Spicy Level: 27

16.5K 1.4K 115
                                    

"Tulang hidung lo kok bengkok, sih?"

Luki mengeluarkan suara untuk menjawab pertanyaan itu. Hidungnya mengerut ketika telunjuk Gadis bergerak meraba. Benar-benar, deh. Orang sedang enak-enaknya tidur malah diganggu dengan topik mengenai anatomi hidung yang bengkok.

"Dari lahir?"

"Waktu SMA berantem," jawab Luki sambil menepis tangan Gadis yang sekarang malah mengetuk di atas ujung hidungnya. "Ngapain sih, Dis? Gue ngantuk."

"Jangan tidur dulu dong. Kebiasaan banget tiap abis main gue malah ditinggal tidur. Ngobrol, yuk. Biar kayak di film-film."

Luki mengerang.

Tidak tahan dengan tangan Gadis yang terus menggerayangi tubuhnya. Baru juga beberapa menit lalu wanita itu mengelus-elus dada Luki, lalu tangannya memegangi perut, dan kalau tidak dihentikan wanita itu tadi berniat memainkan area di bawah sana. Setelah dilarang, Luki kira wanita yang sama sekali belum mengenakan pakaian di sampingnya itu malah sibuk mengomentari seluruh anatomi Luki.

Bekas luka yang membuat satu sisi alis lebih pendek.

Bulu mata yang lentiknya seperti di-extension di sebuah salon kecantikan.

Tulang hidung sedikit bengkok.

Dan bibir yang tetap lembab tanpa dipulas lip balm.

Dan bisa-bisanya Gadis masih mempertanyakan kenapa dia tidak boleh tidur di kamar Luki setelah apa yang dia lakukan.

"Film yang lo tonton itu diperankan aktor dan mereka nggak benar-benar bercinta, Dis. Kecuali kalo lo nonton film porno, selesai seks ganti adegan seks di tempat lain dan langsung abis. Ain't nobody got time for talks."

Gadis tertawa sebelum berguling mendekat ke arah Luki. Dengan posisi menelungkup, wanita itu menatap pria di sampingnya yang berusaha memejamkan mata.

"Okay, we're not actors and not filming anything. So, let's do it our way; ngobrol. Jadi, sejak kapan lo suka sama gue?"

Luki yang semula menelungkup bangkit dari posisinya untuk meraih ponsel di nakas samping tempat tidur. Ponsel kerjanya sudah ramai notifikasi, tetapi hari ini Luki libur, jadi dia tidak ingin diganggu, sementara ponsel pribadinya hanya ada beberapa notifikasi dari adiknya yang menjawab chat Luki semalam. Tangan Luki pun beralih membuka aplikasi ojek online.

"Gue mau pesan McD. Mau, nggak?" tanya Luki sambil menggulir layar mencari menu yang diinginkannya.

"The usual, please," jawab Gadis sambil menopang dagu. "Pesan kopi juga dong, Luk."

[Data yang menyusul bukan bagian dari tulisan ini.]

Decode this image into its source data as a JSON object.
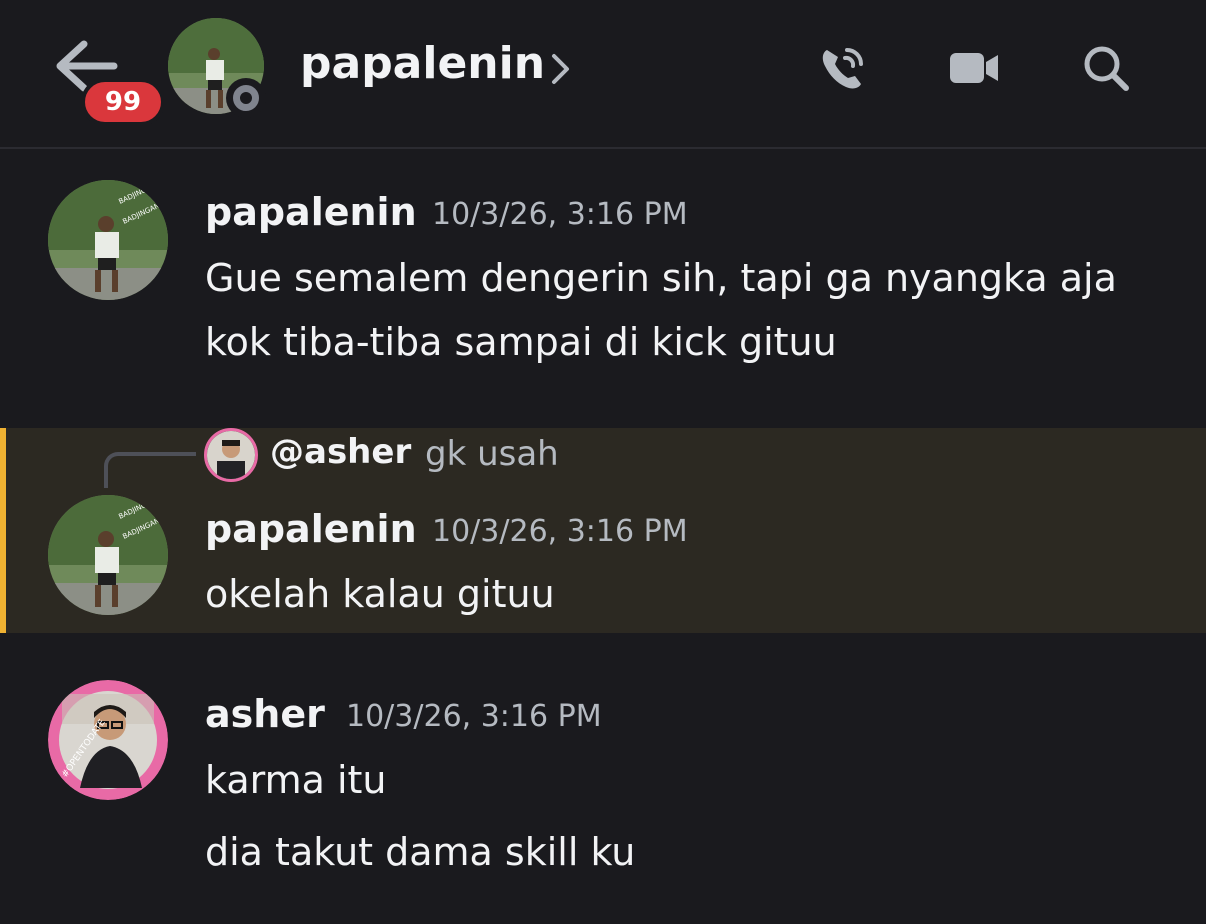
{
  "header": {
    "unread_badge": "99",
    "title": "papalenin"
  },
  "messages": [
    {
      "author": "papalenin",
      "timestamp": "10/3/26, 3:16 PM",
      "lines": [
        "Gue semalem dengerin sih, tapi ga nyangka aja",
        "kok tiba-tiba sampai di kick gituu"
      ]
    },
    {
      "reply": {
        "author": "@asher",
        "text": "gk usah"
      },
      "author": "papalenin",
      "timestamp": "10/3/26, 3:16 PM",
      "lines": [
        "okelah kalau gituu"
      ]
    },
    {
      "author": "asher",
      "timestamp": "10/3/26, 3:16 PM",
      "lines": [
        "karma itu",
        "dia takut dama skill ku"
      ]
    }
  ],
  "avatar_text": {
    "papalenin_watermark": "BADJINGAN",
    "asher_ring": "#OPENTODATE"
  },
  "colors": {
    "background": "#1a1a1e",
    "mention_highlight": "#2c2922",
    "mention_bar": "#f0b232",
    "badge": "#da373c",
    "status_offline": "#80848e",
    "asher_ring": "#e86aa6"
  },
  "icons": [
    "back-arrow-icon",
    "chevron-right-icon",
    "phone-call-icon",
    "video-camera-icon",
    "search-icon"
  ]
}
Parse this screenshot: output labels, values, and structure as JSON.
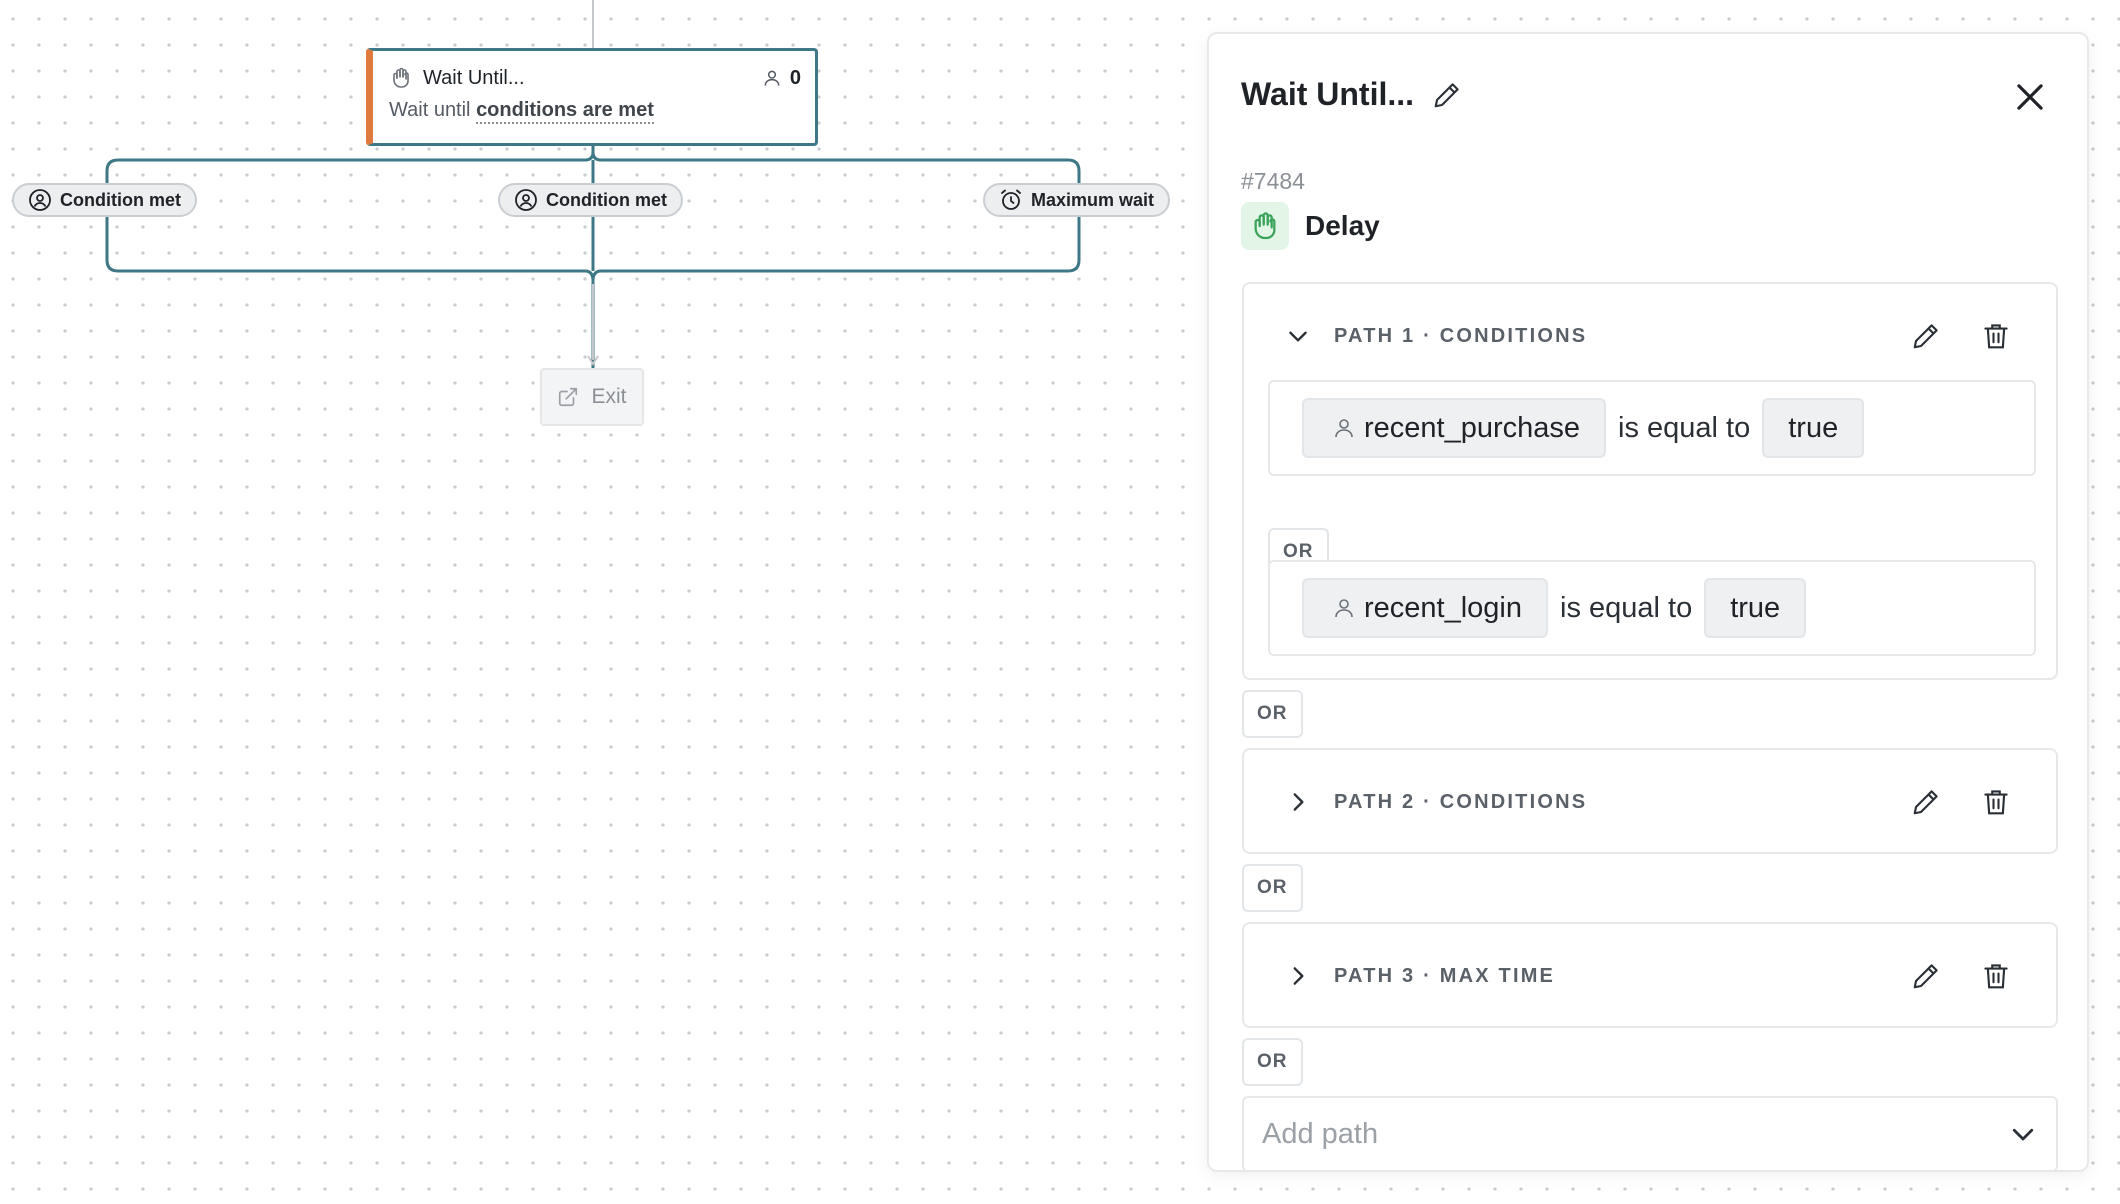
{
  "canvas": {
    "wait_node": {
      "title": "Wait Until...",
      "count": "0",
      "subtitle_prefix": "Wait until ",
      "subtitle_link": "conditions are met"
    },
    "branch_labels": [
      {
        "label": "Condition met",
        "icon": "user-circle-icon"
      },
      {
        "label": "Condition met",
        "icon": "user-circle-icon"
      },
      {
        "label": "Maximum wait",
        "icon": "alarm-clock-icon"
      }
    ],
    "exit_node": {
      "label": "Exit",
      "icon": "external-link-icon"
    }
  },
  "panel": {
    "title": "Wait Until...",
    "node_id": "#7484",
    "type_label": "Delay",
    "type_icon": "hand-icon",
    "paths": [
      {
        "title": "PATH 1 · CONDITIONS",
        "expanded": true,
        "conditions": [
          {
            "attribute": "recent_purchase",
            "operator": "is equal to",
            "value": "true"
          },
          {
            "attribute": "recent_login",
            "operator": "is equal to",
            "value": "true"
          }
        ],
        "inner_or": "OR"
      },
      {
        "title": "PATH 2 · CONDITIONS",
        "expanded": false
      },
      {
        "title": "PATH 3 · MAX TIME",
        "expanded": false
      }
    ],
    "or_label": "OR",
    "add_path_placeholder": "Add path"
  },
  "colors": {
    "node_border": "#3e7785",
    "node_accent": "#e0793d",
    "delay_icon_bg": "#e2f5e6",
    "delay_icon": "#3ca35a"
  }
}
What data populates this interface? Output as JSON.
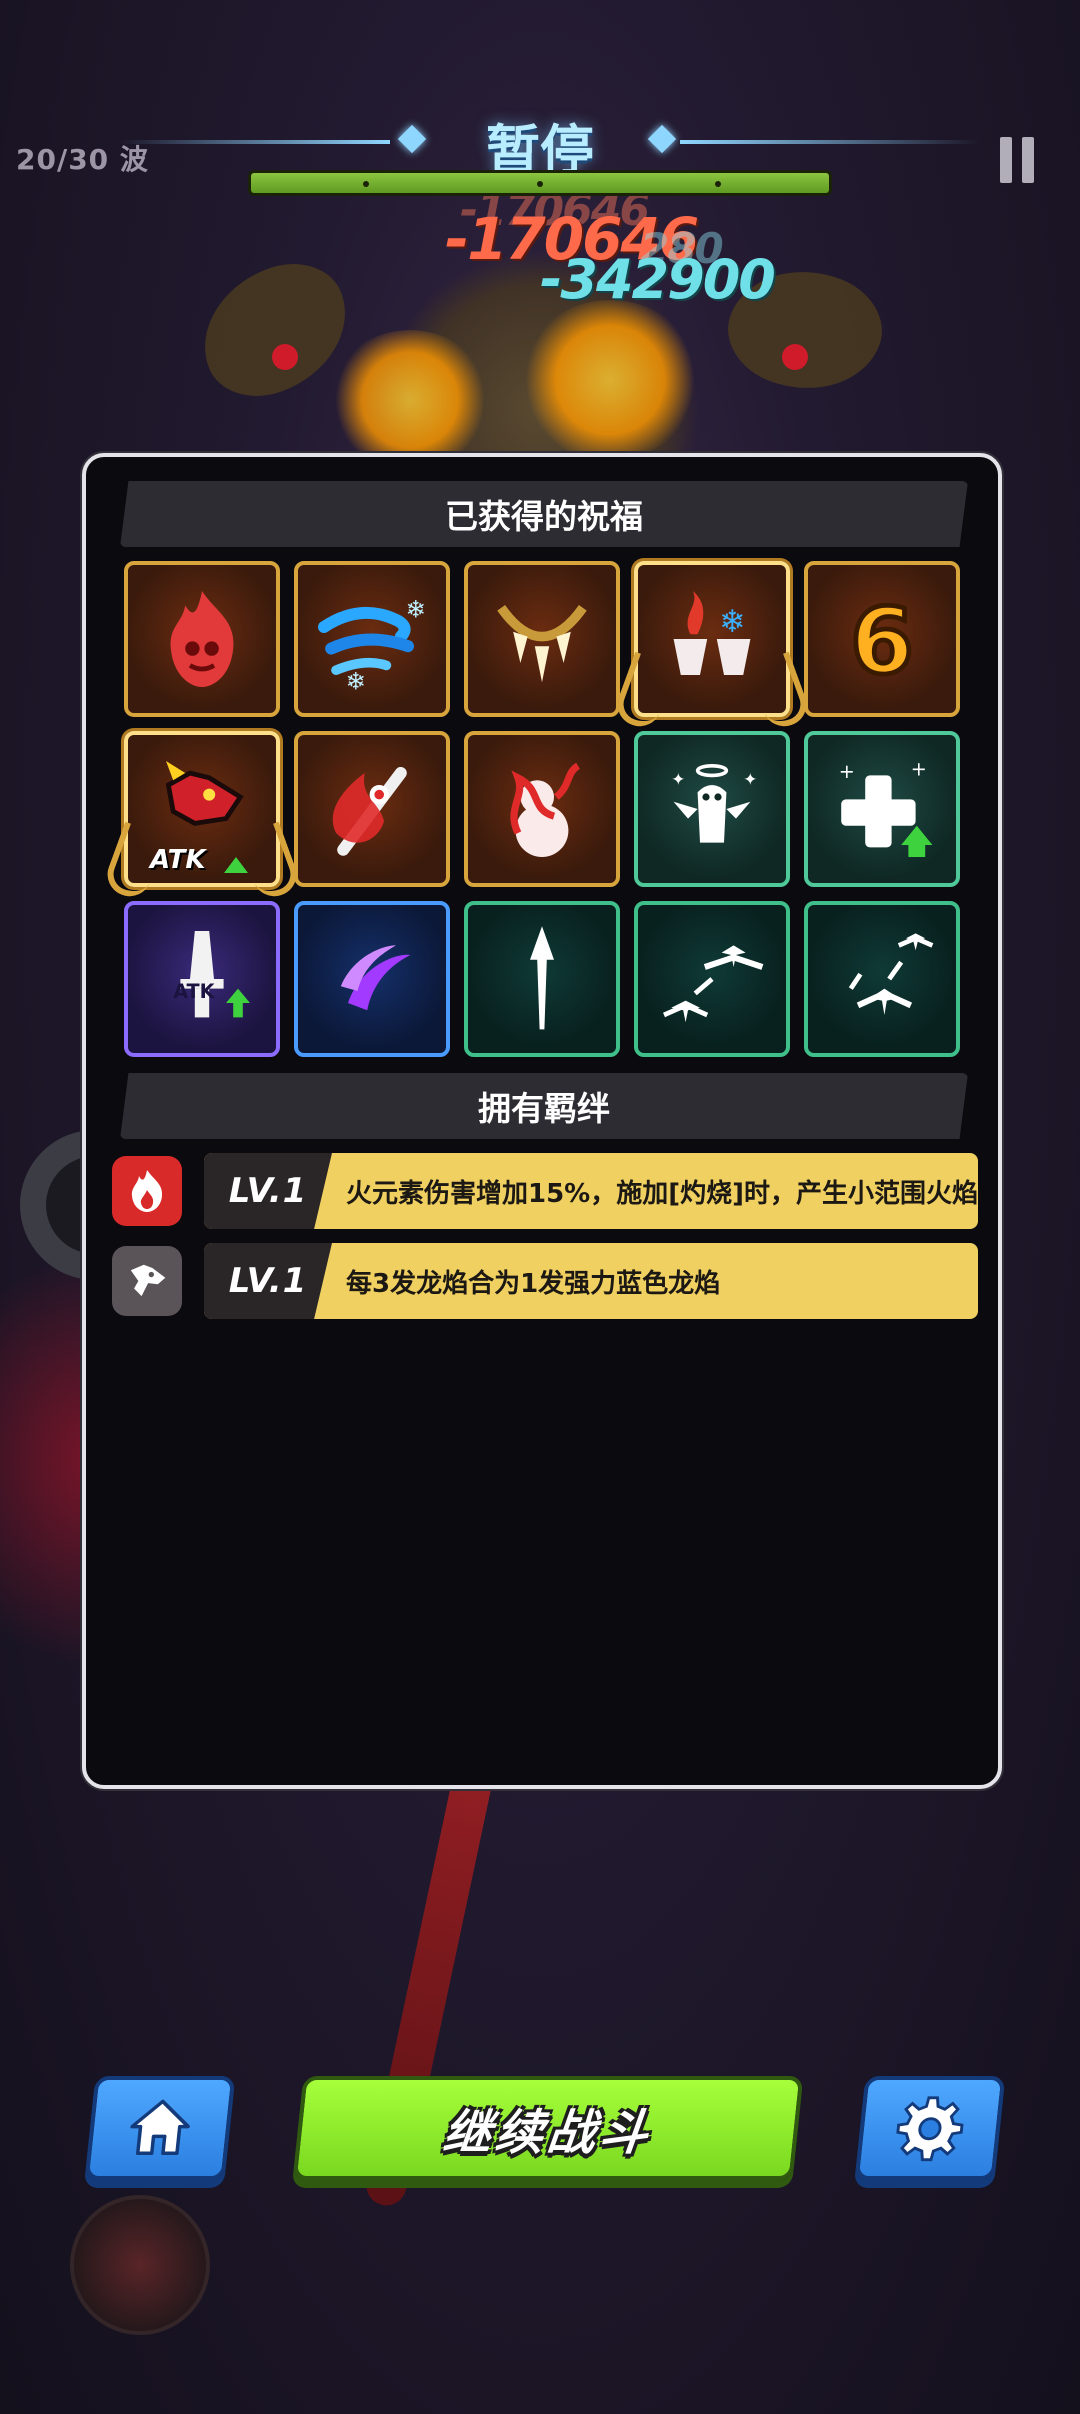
{
  "hud": {
    "wave": "20/30 波",
    "title": "暂停",
    "boss_hp_fraction": 1.0
  },
  "damage_numbers": [
    "-170646",
    "-170646",
    "-342900",
    "280"
  ],
  "blessings": {
    "header": "已获得的祝福",
    "items": [
      {
        "icon": "fire-spirit-icon",
        "frame": "gold"
      },
      {
        "icon": "frost-wind-icon",
        "frame": "gold"
      },
      {
        "icon": "fang-necklace-icon",
        "frame": "gold"
      },
      {
        "icon": "fire-ice-cups-icon",
        "frame": "gold-special"
      },
      {
        "icon": "number-six-icon",
        "frame": "gold",
        "label": "6"
      },
      {
        "icon": "dragon-atk-up-icon",
        "frame": "gold-special",
        "label": "ATK"
      },
      {
        "icon": "flame-sword-icon",
        "frame": "gold"
      },
      {
        "icon": "fire-gourd-icon",
        "frame": "gold"
      },
      {
        "icon": "angel-spirit-icon",
        "frame": "green"
      },
      {
        "icon": "heal-plus-icon",
        "frame": "green"
      },
      {
        "icon": "dagger-atk-up-icon",
        "frame": "purple",
        "label": "ATK"
      },
      {
        "icon": "purple-slash-icon",
        "frame": "blue"
      },
      {
        "icon": "arrow-up-icon",
        "frame": "teal"
      },
      {
        "icon": "birds-split-icon",
        "frame": "teal"
      },
      {
        "icon": "birds-multiply-icon",
        "frame": "teal"
      }
    ]
  },
  "bonds": {
    "header": "拥有羁绊",
    "items": [
      {
        "icon": "fire-bond-icon",
        "level": "LV.1",
        "text": "火元素伤害增加15%，施加[灼烧]时，产生小范围火焰"
      },
      {
        "icon": "dragon-bond-icon",
        "level": "LV.1",
        "text": "每3发龙焰合为1发强力蓝色龙焰"
      }
    ]
  },
  "buttons": {
    "home": "home-icon",
    "continue": "继续战斗",
    "settings": "gear-icon"
  },
  "colors": {
    "gold_frame": "#d8a43c",
    "green_frame": "#4fc99a",
    "purple_frame": "#8c6cff",
    "blue_frame": "#4a9bff",
    "bond_bar": "#f0d060",
    "continue_button": "#8fe82a",
    "side_buttons": "#3a94f5"
  }
}
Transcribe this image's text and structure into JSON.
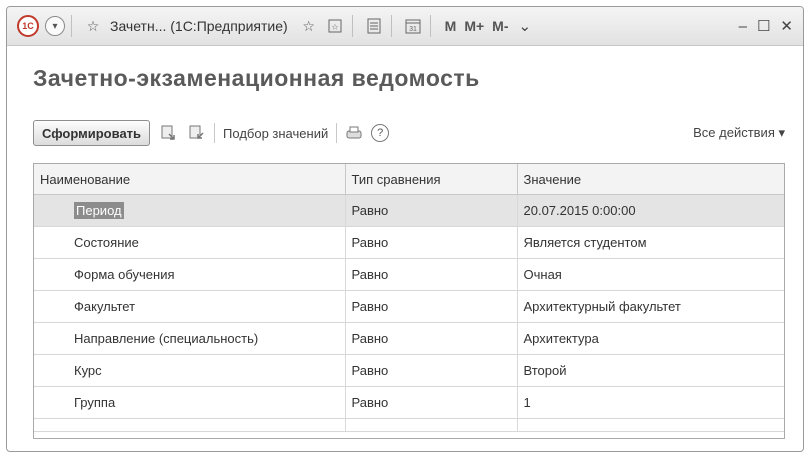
{
  "titlebar": {
    "logo": "1С",
    "title": "Зачетн...  (1С:Предприятие)",
    "calc": [
      "M",
      "M+",
      "M-"
    ]
  },
  "page": {
    "title": "Зачетно-экзаменационная ведомость"
  },
  "toolbar": {
    "generate_label": "Сформировать",
    "pick_values_label": "Подбор значений",
    "help_label": "?",
    "all_actions_label": "Все действия ▾"
  },
  "table": {
    "columns": [
      "Наименование",
      "Тип сравнения",
      "Значение"
    ],
    "rows": [
      {
        "name": "Период",
        "comparison": "Равно",
        "value": "20.07.2015 0:00:00"
      },
      {
        "name": "Состояние",
        "comparison": "Равно",
        "value": "Является студентом"
      },
      {
        "name": "Форма обучения",
        "comparison": "Равно",
        "value": "Очная"
      },
      {
        "name": "Факультет",
        "comparison": "Равно",
        "value": "Архитектурный факультет"
      },
      {
        "name": "Направление (специальность)",
        "comparison": "Равно",
        "value": "Архитектура"
      },
      {
        "name": "Курс",
        "comparison": "Равно",
        "value": "Второй"
      },
      {
        "name": "Группа",
        "comparison": "Равно",
        "value": "1"
      }
    ]
  }
}
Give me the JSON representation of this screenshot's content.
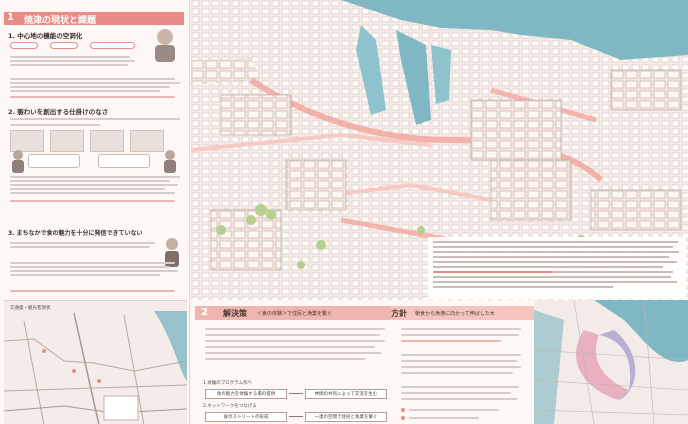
{
  "section1": {
    "number": "1",
    "title": "焼津の現状と課題"
  },
  "issues": [
    {
      "heading": "1. 中心地の機能の空洞化"
    },
    {
      "heading": "2. 賑わいを創出する仕掛けのなさ"
    },
    {
      "heading": "3. まちなかで食の魅力を十分に発信できていない"
    }
  ],
  "left_map": {
    "label": "交通量・観光客現状"
  },
  "section2": {
    "number": "2",
    "title": "解決策",
    "subtitle": "＜食の体験＞で住民と漁業を繋ぐ",
    "policy_label": "方針",
    "policy_text": "朝食から漁港に向かって伸ばした木"
  },
  "program": {
    "item1": "1.体験のプログラム作り",
    "item2": "2.ネットワークをつなげる",
    "box1_left": "食の魅力を体験する場の提供",
    "box1_right": "仲間の共有によって交流を生む",
    "box2_left": "食のストリートの形成",
    "box2_right": "一連の空間で住民と漁業を繋ぐ"
  },
  "colors": {
    "accent": "#e98b87",
    "accent_light": "#f1b5b0",
    "water": "#7fb8c4"
  }
}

Mata Luki sempat menatap ke langit-langit sebelum kembali menatap ponselnya, memasukan pesanan Gadis, lalu membayar. Setelah selesai, dia beralih pada restoran lain, memasukan pesanan favorit Gadis—Caramel Macchiato—dan hanya diam sebelum menekan tombol 'Pesan'.

"Kayaknya waktu kita mulai FWB-an, gue udah suka sama lo." Barulah tombol itu ditekan dan pesan dari driver untuk meminta menunggu muncul. Ponsel itu kemudian diletakan kembali ke atas nakas.

"Waktu skripsian, udah suka?"

"Kayaknya setelah itu."

"Berarti waktu gue ngajakin lo ke pesta anniversary Pap and Mam, belum suka juga?"

Satu alis Luki terangkat, "itu kejadian kapan?"

Wanita di sampingnya berdecak kecewa. Salah langkah. Sepertinya Luki pun sudah lupa kapan dia mulai menyukai Gadis dan yang bisa diingat oleh pria itu hanya kata kunci 'Sudah lama' dan 'Saat mulai FWB'. Ya, sudahlah. Gadis langsung tidak berminat melanjutkan pertanyaan itu.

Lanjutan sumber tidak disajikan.